Lead applicant: Prof. Dr. Henk Dijkstra Organisation: Instituut voor Marien en Atmosferisch onderzoek Utrecht (IMAU), Universiteit Utrecht
The research project
The sea level is rising, but how much and where are the subject of debate. The goal of the interdisciplinary eSalsa team is to generate predictions that help us determine the risk of very high rises. This collaborative project is led by Professor Henk Dijkstra: “We see a significantly increasing risk of an extreme sea level rise in the North Sea area.”
The eSalsa project began in July 2012 as a collaborative effort of the Netherlands eScience Center, the VU University Amsterdam and Utrecht University. The project is investigating regional extremes in the sea level, according to Dijkstra: “These arise from currents in the ocean that we call ocean whirlpools. High-resolution models are necessary to determine the structure of the whirlpools. With these ocean models, we can visualise changes in the distribution of whirlpools in the ocean and see how they affect the sea level rise.”
Henk Dijkstra wants to process ocean models and climate simulations in high resolution. Instead of simulating the ocean model alone, his team wants to consider the global climate. This requires supercomputers all over the globe to be linked together. The researchers asked themselves the following question: “If we have multiple supercomputers at our disposal, would it be possible – by way of example – to run the atmosphere model on one supercomputer and the ocean model on another?”
he project has already used Cartesius, the national supercomputer of the Netherlands, for its calculations. “Thanks to the graphical processing units (GPUs) in Cartesius, our ocean model is three to four times faster than before”, says Dijkstra. “In our initial simulations it took about one day for one year of ocean simulation, but now we can do four years in one day. We want to compute approximately 100 years, which we can now do in 25 days.”
The efforts of Utrecht University, SURFnet, SURFsara and the eScience Center have ensured that multiple supercomputers could be used in tandem to perform climate simulations for the first time. The simulations include an ocean model, an atmosphere model, a land model and a sea ice model. The four different models exchange data within their own model and with each other.

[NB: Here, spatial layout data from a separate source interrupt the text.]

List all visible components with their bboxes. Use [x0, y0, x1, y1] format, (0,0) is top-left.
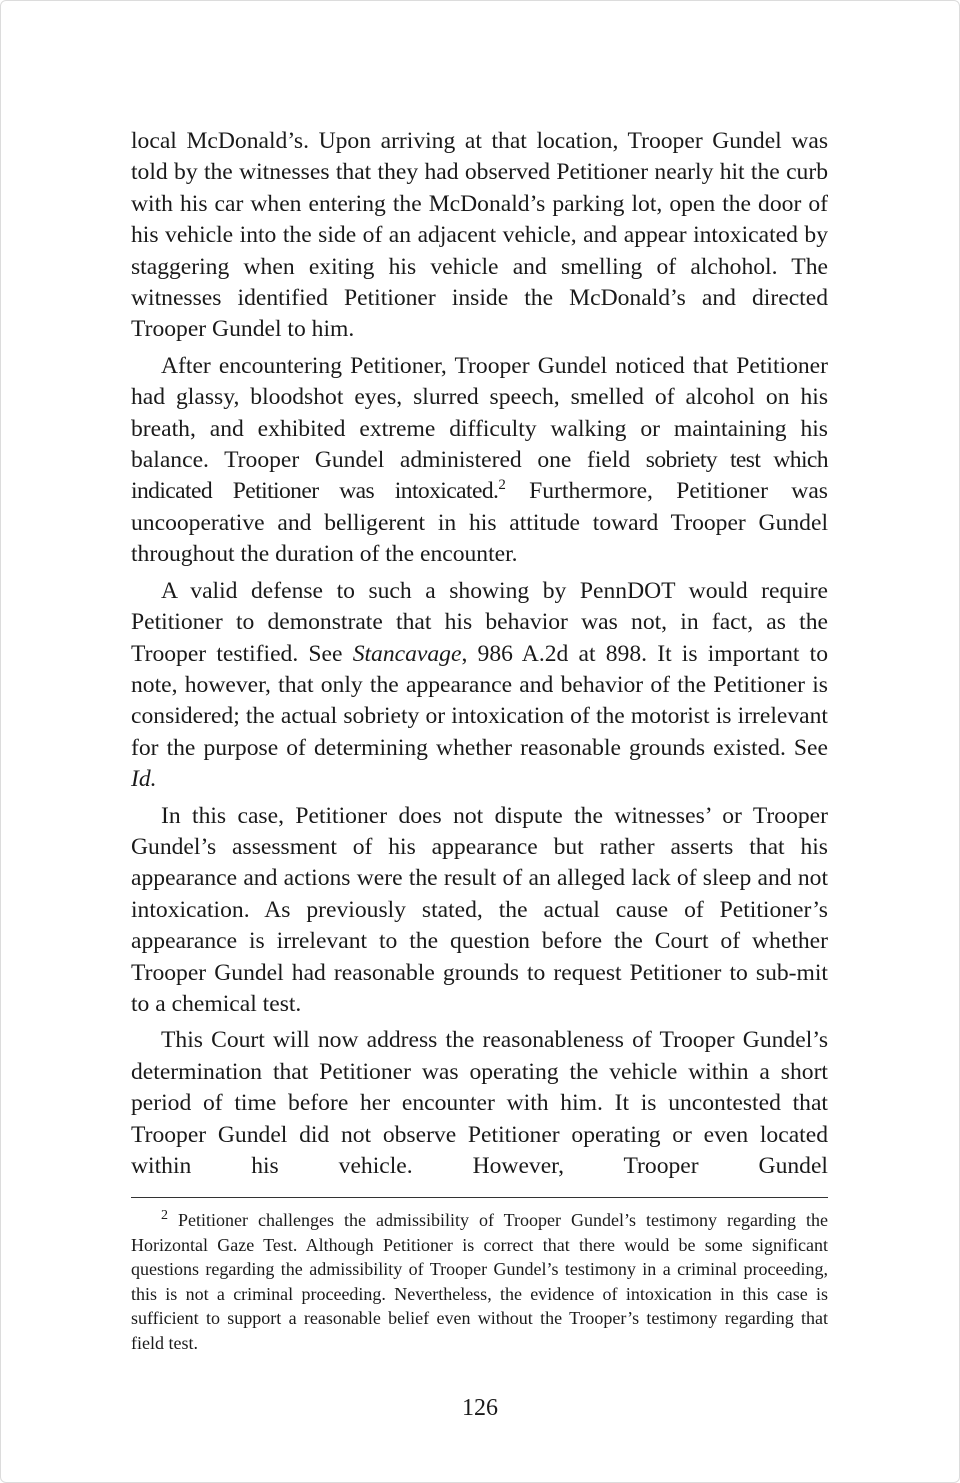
footnote-divider	[131, 1197, 828, 1198]
paragraph-2-text-c: Furthermore, Petitioner was uncooperative and belligerent in his attitude toward Trooper Gundel throughout the duration of the encounter.	[131, 478, 828, 568]
paragraph-4-text: In this case, Petitioner does not dispute the witnesses’ or Trooper Gundel’s assessment of his appearance but rather asserts that his appearance and actions were the result of an alleged lack of sleep and not intoxication. As previously stated, the actual cause of Petitioner’s appearance is irrelevant to the question before the Court of whether Trooper Gundel had reasonable grounds to request Petitioner to sub-mit to a chemical test.	[131, 802, 828, 1017]
footnote	[131, 1208, 828, 1356]
paragraph-2-text-a: After encountering Petitioner, Trooper Gundel noticed that Petitioner had glassy, bloodshot eyes, slurred speech, smelled of alcohol on his breath, and exhibited extreme difficulty walking or maintaining his balance. Trooper Gundel administered one field	[131, 352, 828, 474]
paragraph-3-text-a: A valid defense to such a showing by PennDOT would require Petitioner to demonstrate that his behavior was not, in fact, as the Trooper testified. See	[131, 577, 828, 667]
paragraph-5-text: This Court will now address the reasonableness of Trooper Gundel’s determination that Petitioner was operating the vehicle within a short period of time before her encounter with him. It is uncontested that Trooper Gundel did not observe Petitioner operating or even located within his vehicle. However, Trooper Gundel	[131, 1027, 828, 1179]
case-citation-italic: Stancavage	[352, 640, 462, 667]
footnote-text: Petitioner challenges the admissibility of Trooper Gundel’s testimony regarding the Horizontal Gaze Test. Although Petitioner is correct that there would be some significant questions regarding the admissibility of Trooper Gundel’s testimony in a criminal proceeding, this is not a criminal proceeding. Nevertheless, the evidence of intoxication in this case is sufficient to support a reasonable belief even without the Trooper’s testimony regarding that field test.	[131, 1210, 828, 1353]
footnote-number: 2	[161, 1208, 168, 1223]
paragraph-2	[131, 351, 828, 571]
paragraph-1	[131, 126, 828, 346]
id-citation-italic: Id.	[131, 766, 157, 793]
paragraph-3	[131, 576, 828, 796]
paragraph-2-text-b: sobriety test which indicated Petitioner was intoxicated.	[131, 447, 828, 505]
body-text	[131, 126, 828, 1182]
paragraph-3-text-b: , 986 A.2d at 898. It is important to note, however, that only the appearance and behavior of the Petitioner is considered; the actual sobriety or intoxication of the motorist is irrelevant for the purpose of determining whether reasonable grounds existed. See	[131, 640, 828, 761]
page-number: 126	[462, 1395, 498, 1421]
paragraph-4	[131, 801, 828, 1021]
footnote-reference: 2	[498, 477, 506, 494]
paragraph-1-text: local McDonald’s. Upon arriving at that location, Trooper Gundel was told by the witnesses that they had observed Petitioner nearly hit the curb with his car when entering the McDonald’s parking lot, open the door of his vehicle into the side of an adjacent vehicle, and appear intoxicated by staggering when exiting his vehicle and smelling of alchohol. The witnesses identified Petitioner inside the McDonald’s and directed Trooper Gundel to him.	[131, 128, 828, 343]
paragraph-5	[131, 1025, 828, 1182]
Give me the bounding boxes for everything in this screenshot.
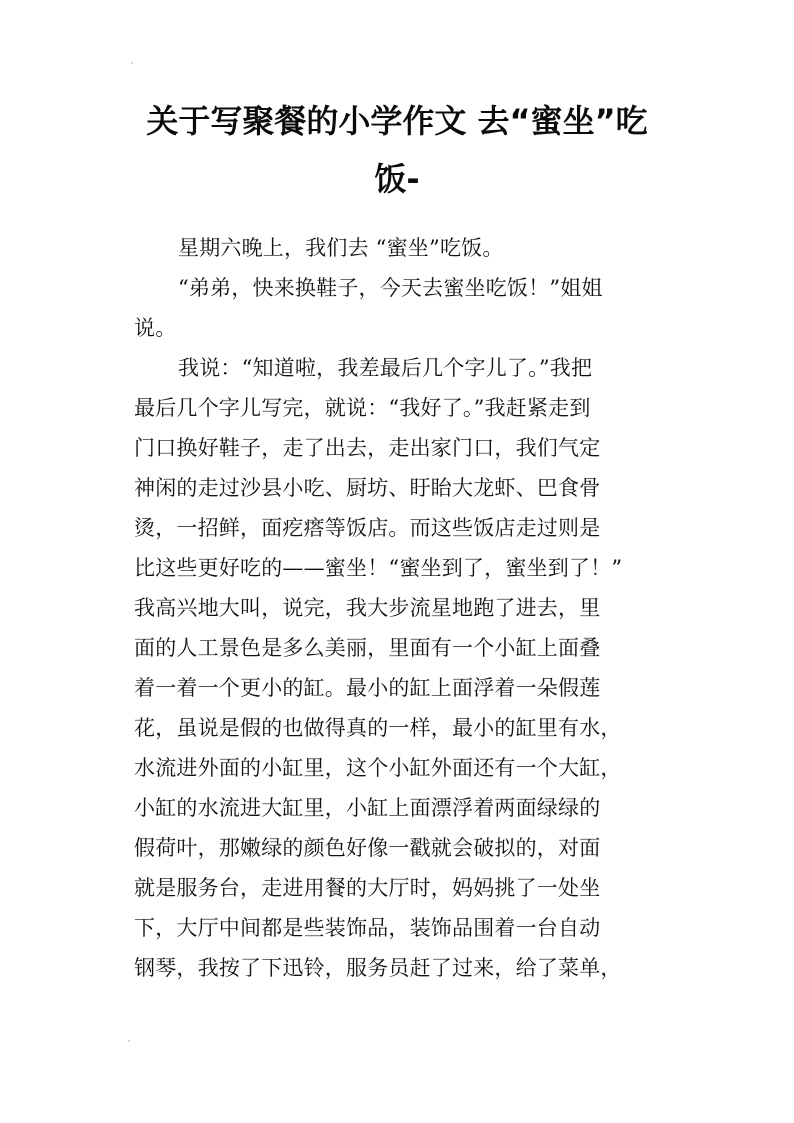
body-line: 说。 — [134, 316, 177, 340]
body-line: 神闲的走过沙县小吃、厨坊、盱眙大龙虾、巴食骨 — [134, 476, 601, 500]
document-body — [134, 228, 666, 988]
body-line: 烫，一招鲜，面疙瘩等饭店。而这些饭店走过则是 — [134, 516, 601, 540]
title-line: 饭- — [374, 160, 420, 198]
body-line: 着一着一个更小的缸。最小的缸上面浮着一朵假莲 — [134, 676, 601, 700]
body-line: 门口换好鞋子，走了出去，走出家门口，我们气定 — [134, 436, 601, 460]
body-line: 花，虽说是假的也做得真的一样，最小的缸里有水， — [134, 716, 622, 740]
document-title — [100, 92, 694, 208]
body-line: 面的人工景色是多么美丽，里面有一个小缸上面叠 — [134, 636, 601, 660]
body-line: 我高兴地大叫，说完，我大步流星地跑了进去，里 — [134, 596, 601, 620]
body-line: 小缸的水流进大缸里，小缸上面漂浮着两面绿绿的 — [134, 796, 601, 820]
body-line: 就是服务台，走进用餐的大厅时，妈妈挑了一处坐 — [134, 876, 601, 900]
scan-speck — [131, 62, 133, 64]
body-line: 我说：“知道啦，我差最后几个字儿了。”我把 — [178, 356, 593, 380]
body-line: 最后几个字儿写完，就说：“我好了。”我赶紧走到 — [134, 396, 591, 420]
body-line: 钢琴，我按了下迅铃，服务员赶了过来，给了菜单， — [134, 956, 622, 980]
body-line: 星期六晚上，我们去 “蜜坐”吃饭。 — [178, 236, 504, 260]
body-line: 假荷叶，那嫩绿的颜色好像一戳就会破拟的，对面 — [134, 836, 601, 860]
body-line: 下，大厅中间都是些装饰品，装饰品围着一台自动 — [134, 916, 601, 940]
body-line: “弟弟，快来换鞋子，今天去蜜坐吃饭！”姐姐 — [178, 276, 603, 300]
scan-speck — [128, 1040, 130, 1042]
title-line: 关于写聚餐的小学作文 去“蜜坐”吃 — [146, 102, 648, 140]
body-line: 水流进外面的小缸里，这个小缸外面还有一个大缸， — [134, 756, 622, 780]
body-line: 比这些更好吃的——蜜坐！“蜜坐到了，蜜坐到了！” — [134, 556, 623, 580]
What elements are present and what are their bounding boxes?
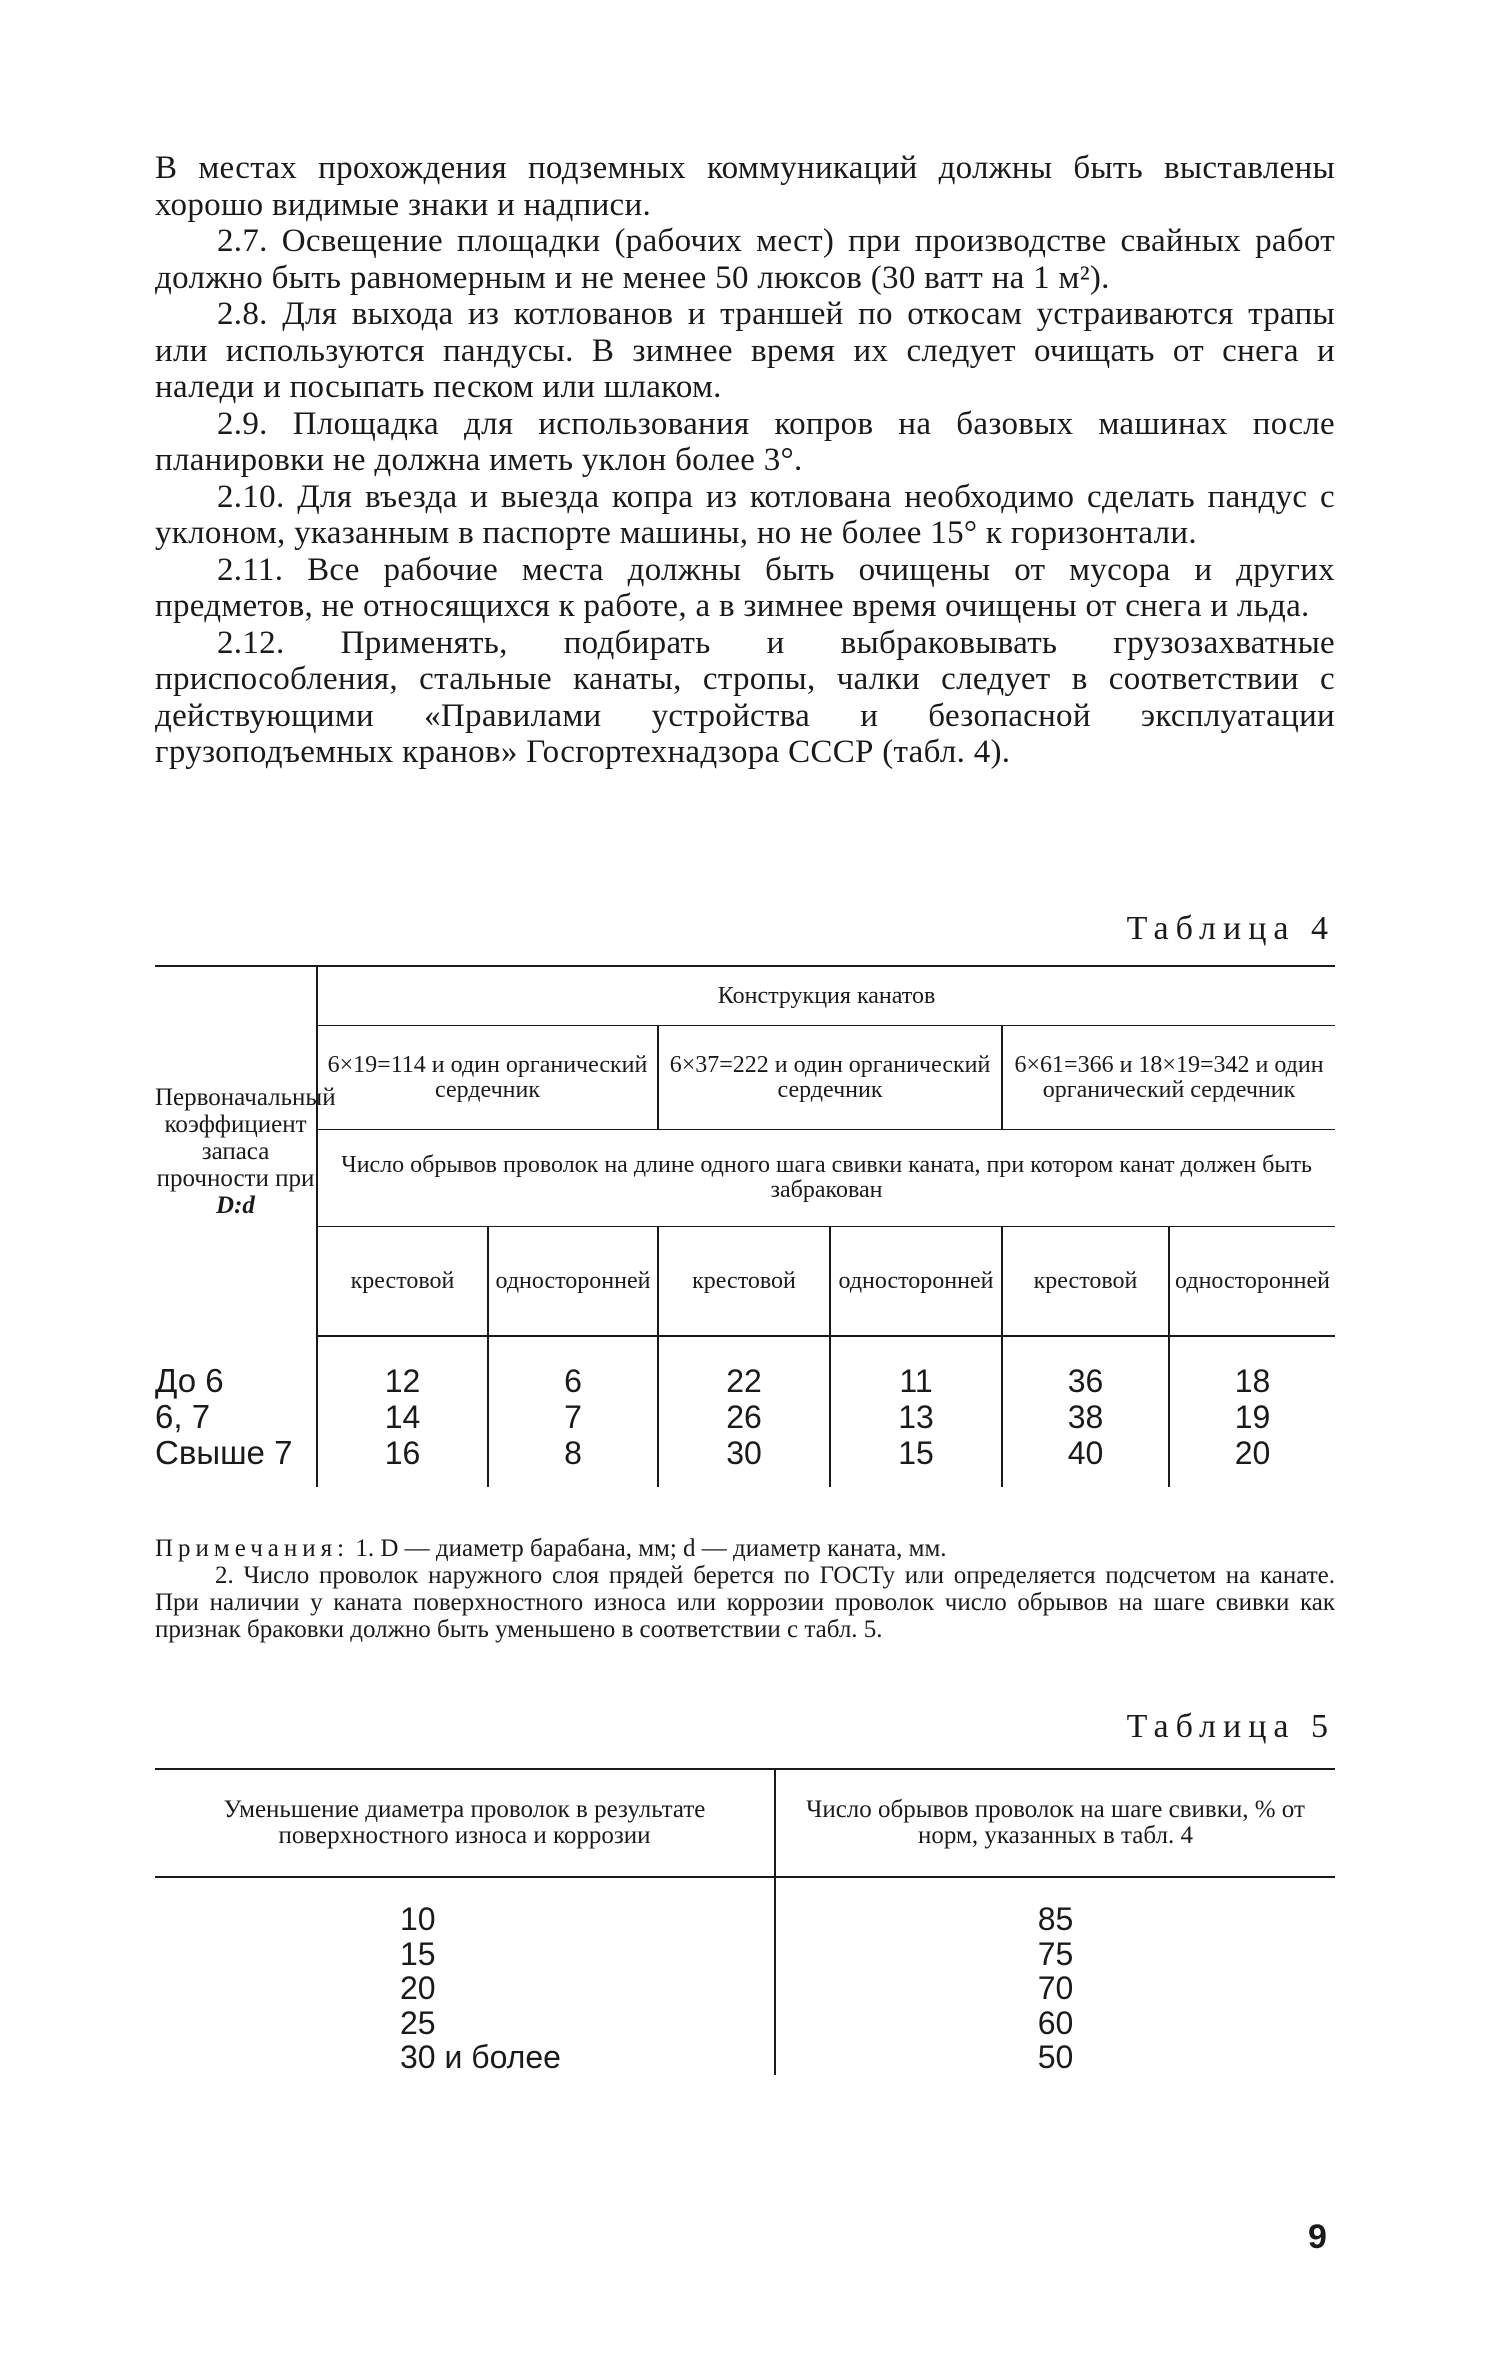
row-label: Свыше 7 (155, 1434, 293, 1471)
table-cell: 12 (317, 1363, 488, 1399)
table-cell: 15 (830, 1435, 1002, 1487)
table-spacer (155, 1877, 1335, 1902)
table-cell: 30 (658, 1435, 830, 1487)
page-number: 9 (1308, 2218, 1327, 2256)
construction-header: Конструкция канатов (317, 966, 1335, 1026)
table-row (155, 1399, 1335, 1435)
table-cell: 13 (830, 1399, 1002, 1435)
table-cell: 6 (488, 1363, 658, 1399)
table-cell: 26 (658, 1399, 830, 1435)
table-cell: 7 (488, 1399, 658, 1435)
construction-2: 6×37=222 и один органический сердечник (658, 1026, 1002, 1130)
lay-type-2: односторонней (488, 1227, 658, 1337)
table-cell: 38 (1002, 1399, 1169, 1435)
reduction-cell: 30 и более (400, 2039, 561, 2075)
table-row (155, 1971, 1335, 2006)
table-row (155, 1937, 1335, 1972)
paragraph-number: 2.7. (217, 223, 268, 259)
table-cell: 19 (1169, 1399, 1335, 1435)
table-5-caption: Таблица 5 (1126, 1708, 1335, 1745)
notes-label: Примечания: (155, 1535, 350, 1562)
paragraph-2-7 (155, 223, 1335, 296)
table-4 (155, 965, 1335, 1487)
table-4-caption: Таблица 4 (1126, 910, 1335, 947)
table-cell: 16 (317, 1435, 488, 1487)
percent-cell: 50 (775, 2040, 1335, 2075)
paragraph-text: Освещение площадки (рабочих мест) при производстве свайных работ должно быть равномерным и не менее 50 люксов (30 ватт на 1 м²). (155, 223, 1335, 296)
percent-cell: 75 (775, 1937, 1335, 1972)
paragraph-intro: В местах прохождения подземных коммуникаций должны быть выставлены хорошо видимые знаки и надписи. (155, 150, 1335, 223)
row-label: 6, 7 (155, 1398, 211, 1435)
construction-3: 6×61=366 и 18×19=342 и один органический сердечник (1002, 1026, 1335, 1130)
percent-cell: 85 (775, 1902, 1335, 1937)
table-row (155, 1902, 1335, 1937)
note-2: 2. Число проволок наружного слоя прядей берется по ГОСТу или определяется подсчетом на канате. При наличии у каната поверхностного износа или коррозии проволок число обрывов на шаге свивки как признак браковки должно быть уменьшено в соответствии с табл. 5. (155, 1562, 1335, 1643)
table-cell: 18 (1169, 1363, 1335, 1399)
reduction-cell: 25 (400, 2004, 436, 2041)
lay-type-4: односторонней (830, 1227, 1002, 1337)
table-cell: 14 (317, 1399, 488, 1435)
body-text (155, 150, 1335, 771)
paragraph-2-8 (155, 296, 1335, 406)
table-spacer (155, 1336, 1335, 1363)
lay-type-6: односторонней (1169, 1227, 1335, 1337)
percent-cell: 70 (775, 1971, 1335, 2006)
row-label: До 6 (155, 1362, 224, 1399)
lay-type-1: крестовой (317, 1227, 488, 1337)
paragraph-number: 2.12. (217, 624, 285, 661)
note-1 (155, 1535, 1335, 1562)
lay-type-5: крестовой (1002, 1227, 1169, 1337)
table-cell: 36 (1002, 1363, 1169, 1399)
reduction-cell: 15 (400, 1935, 436, 1972)
table-cell: 8 (488, 1435, 658, 1487)
table-4-notes (155, 1535, 1335, 1643)
reduction-cell: 20 (400, 1970, 436, 2006)
paragraph-number: 2.8. (217, 296, 268, 332)
paragraph-2-11 (155, 552, 1335, 625)
table-cell: 22 (658, 1363, 830, 1399)
percent-cell: 60 (775, 2006, 1335, 2041)
paragraph-number: 2.9. (217, 405, 268, 442)
table-row (155, 1363, 1335, 1399)
paragraph-number: 2.10. (217, 478, 285, 515)
paragraph-2-9 (155, 406, 1335, 479)
table-row (155, 1435, 1335, 1487)
table-cell: 11 (830, 1363, 1002, 1399)
note-1-text: 1. D — диаметр барабана, мм; d — диаметр каната, мм. (355, 1535, 947, 1562)
table-5-col2-header: Число обрывов проволок на шаге свивки, % от норм, указанных в табл. 4 (775, 1769, 1335, 1877)
row-header-text: Первоначальный коэффициент запаса прочности при (155, 1084, 336, 1192)
table-cell: 40 (1002, 1435, 1169, 1487)
paragraph-text: Для въезда и выезда копра из котлована необходимо сделать пандус с уклоном, указанным в паспорте машины, но не более 15° к горизонтали. (155, 478, 1335, 551)
table-row (155, 2006, 1335, 2041)
row-header-cell (155, 966, 336, 1336)
paragraph-text: Применять, подбирать и выбраковывать грузозахватные приспособления, стальные канаты, стропы, чалки следует в соответствии с действующими «Правилами устройства и безопасной эксплуатации грузоподъемных кранов» Госгортехнадзора СССР (табл. 4). (155, 624, 1335, 770)
table-cell: 20 (1169, 1435, 1335, 1487)
paragraph-2-10 (155, 479, 1335, 552)
breaks-header: Число обрывов проволок на длине одного шага свивки каната, при котором канат должен быть забракован (317, 1130, 1335, 1227)
paragraph-text: Все рабочие места должны быть очищены от мусора и других предметов, не относящихся к работе, а в зимнее время очищены от снега и льда. (155, 551, 1335, 624)
reduction-cell: 10 (400, 1901, 436, 1937)
table-5 (155, 1768, 1335, 2075)
row-header-dd: D:d (216, 1192, 255, 1219)
table-row (155, 2040, 1335, 2075)
paragraph-text: Площадка для использования копров на базовых машинах после планировки не должна иметь уклон более 3°. (155, 405, 1335, 478)
lay-type-3: крестовой (658, 1227, 830, 1337)
table-5-col1-header: Уменьшение диаметра проволок в результате поверхностного износа и коррозии (155, 1769, 775, 1877)
construction-1: 6×19=114 и один органический сердечник (317, 1026, 658, 1130)
paragraph-number: 2.11. (217, 551, 284, 588)
paragraph-text: Для выхода из котлованов и траншей по откосам устраиваются трапы или используются пандусы. В зимнее время их следует очищать от снега и наледи и посыпать песком или шлаком. (155, 296, 1336, 405)
paragraph-2-12 (155, 625, 1335, 771)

Fast 10 Gbit/s SURFnet light paths facilitated the connection between the SURFsara supercomputer in Amsterdam and the supercomputers in Germany and the United States. SURFnet created two light paths: one from Cartesius in Amsterdam to the Stampede supercomputer in the United States and one from Amsterdam to SuperMUC in Germany.”
These supercomputers had to be able to communicate and even exchange data from different simulation models with each other. Jason Maassen, Parallel and Distributed Computing Engineer at the Netherlands eScience Center, had the experience and knowledge of Message Passing Interface (MPI) to make this possible.
In future, Dijkstra and Maassen want to increase the resolution of the models and simulations. The ocean model is now running at a resolution of 10 by 10 kilometres. The aim is to develop this to a resolution of 2 by 2 kilometres or even 1 by 1 kilometre. Maassen: “It is therefore clear that we can process information on several supercomputers that we would not be able to process on one alone.” A higher resolution offers many advantages to the research. An ocean vortex is about 10 to 50 kilometres in size. At a resolution of 1 kilometre, substructures within the vortex can be seen that would not be visible at an accuracy of 10 kilometres. The higher the resolution, the more visible the important details become.